Au détour d’une venelle du Crotoy, nous vîmes, placardé sur la vitrine d’une poissonnerie, une figure sans visage qui nous décida de nous rendre à Saint Valéry. C’était il y a de cela quelques mois ; aux prémisses du printemps.
Je ne sais pourquoi, mais à la vue de ce portrait j’ai immédiatement pensé à Spilliaert 
- Les autoportraits  énigmatiques ?

Arrivé sur place, le tenancier de la galerie, glauque et plantée sur une intersection, sans vue aucune sur la cité médiévale nous apprit que l’artiste dont il avait exposé quelques œuvres venait déjà depuis quelques années dans la baie. Source d’inspiration que je comprends oh combien ! Comment avions nous fait pour le manquer ? Peu importe au fond. Mais nous sommes revenus ventre à terre dès l’été, comme nous le faisions toujours ; cherchant cette fois à le rencontrer...
Il était là, seul dans une salle de classe, bohème avec son regard azur qui s’accordait si bien à ses créations... Il dessinait et nous n’osâmes point troubler sa méditation en actes. Dans ce qui retint alors notre attention, lors de notre pérégrination silencieuse, il y avait une œuvre dénommée « Le crucifix du port ». Nous avons tergiversé, hésitant à l’aborder... Une touriste entra alors bruyamment ; et brisant la sérénité des lieux, l’interpella direct :

-  « Vous vous souvenez  ? L’année dernière je vous avais acheté une vue de la baie ».
Il se leva aimable. Opinant. La femme - dont ma mémoire a effacé jusqu'aux  traits - frétilla d’aise et se pâmant lança, pointant une toile :
- « Avec vos yeux de peintre ? ... Que voyez vous ? »
Nous sortîmes illico effarés pour ne revenir que le dernier jour de l’exposition. Le crucifix, hélas, n’était plus là... Par une espèce de nécessité impérieuse, il nous fallait absolument acquérir l’une de ses œuvres. Restait dans nos goûts une église.
C’est lui qui nous aborda. Et le courant passa tout aussitôt...
Certains, nous confia t-il au détour d’une phrase sans la moindre pointe de fierté, mais juste pour alimenter la conversation et nous inciter à l’échange, l’avaient rapproché de Manessier - Le peintre de Saint Ouen qui avait voulu figer il y a des années de cela le portrait de ma mère encore jeune fille. Elle avait refusé, trouvant ses œuvres laides. A la vérité j’appris plus tard, dans une autre version de cette histoire que c’était ma grand-mère, l’acariâtre, qui n’y avait pas consenti, jalouse que sa fille puisse être ainsi immortalisée alors qu’elle-même passerait bientôt ne laissant pour tout souvenir qu’une aigreur largement partagée.

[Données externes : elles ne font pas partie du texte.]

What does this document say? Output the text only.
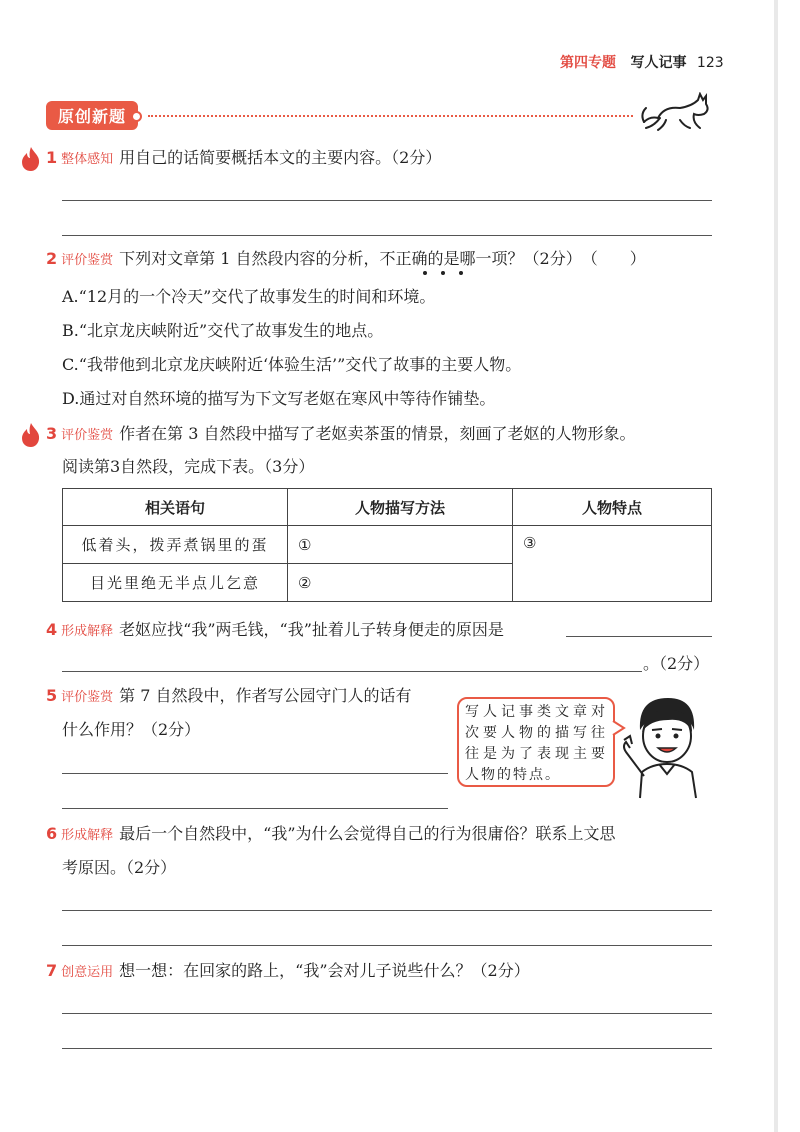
第四专题 写人记事 123
原创新题
1 整体感知 用自己的话简要概括本文的主要内容。（2分）
2 评价鉴赏 下列对文章第 1 自然段内容的分析，不正确的是哪一项？（2分）　（　　）
A.“12月的一个冷天”交代了故事发生的时间和环境。
B.“北京龙庆峡附近”交代了故事发生的地点。
C.“我带他到北京龙庆峡附近‘体验生活’”交代了故事的主要人物。
D.通过对自然环境的描写为下文写老妪在寒风中等待作铺垫。
3 评价鉴赏 作者在第 3 自然段中描写了老妪卖茶蛋的情景，刻画了老妪的人物形象。
阅读第3自然段，完成下表。（3分）
相关语句	人物描写方法	人物特点
低着头，拨弄煮锅里的蛋	①	③
目光里绝无半点儿乞意	②	
4 形成解释 老妪应找“我”两毛钱，“我”扯着儿子转身便走的原因是
。（2分）
5 评价鉴赏 第 7 自然段中，作者写公园守门人的话有
什么作用？（2分）
写人记事类文章对次要人物的描写往往是为了表现主要人物的特点。
6 形成解释 最后一个自然段中，“我”为什么会觉得自己的行为很庸俗？联系上文思
考原因。（2分）
7 创意运用 想一想：在回家的路上，“我”会对儿子说些什么？（2分）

Mais pour en revenir à cette comparaison, il n’y avait rien de plus faux que ce rapprochement d’avec Manessier, et la seule raison de cette assertion était un stupide corollaire géographique. D’autres, un peu plus subtils, s’étaient décidés à le rattacher à Boudin (Il avait cru alors qu’on lui parlait de charcuterie), mais je n’y trouvait là non plus mon compte... Il avait eut droit aussi  son Mécène ; ce dernier lui avait acheté 24 tableaux et offert 16 livres consacrés à la peinture... A cette époque, pas si reculée, il nous avoua qu’il ne connaissait que Monet... Voici démontré, s’il en était besoin, que la pulsion artiste se passe fort bien des artifices académiques – Mais il n’y à là aucun motif pour en tirer une règle générale : à chacun selon ses inclinations et le hasard de ses rencontres.
Sur mon propre ressenti enfin : chez Alain Devaux je ne lis aucune géographie particulière, bien qu’il peint beaucoup la baie. Ses couleurs, où le bleu domine, ne relèvent pas d’horizons 
du bout du monde. Il ne s’agit pas ici d’un azur net, mais de cette teinte trouble qui s’en va se perdre dans un horizon où l’indifférencié s’en va embrasser la baie. C’est là le paradoxe ! Omniprésente, pareille aux réminiscences d’un songe qui nous échappe… Se trouve aussi  cette touche acérée d’un expressionnisme léger qui dessine avec une justesse extrême, le morbide, ou plutôt le surréel – un surréel de l’en-deça - de fantasmagories vers lesquelles mes affinités me portent.
Inutile de préciser que nous repartîmes avec «Eglise » : Eglise imaginaire entre toutes. Familière. Mais altérée si bien pour hanter mes chimères.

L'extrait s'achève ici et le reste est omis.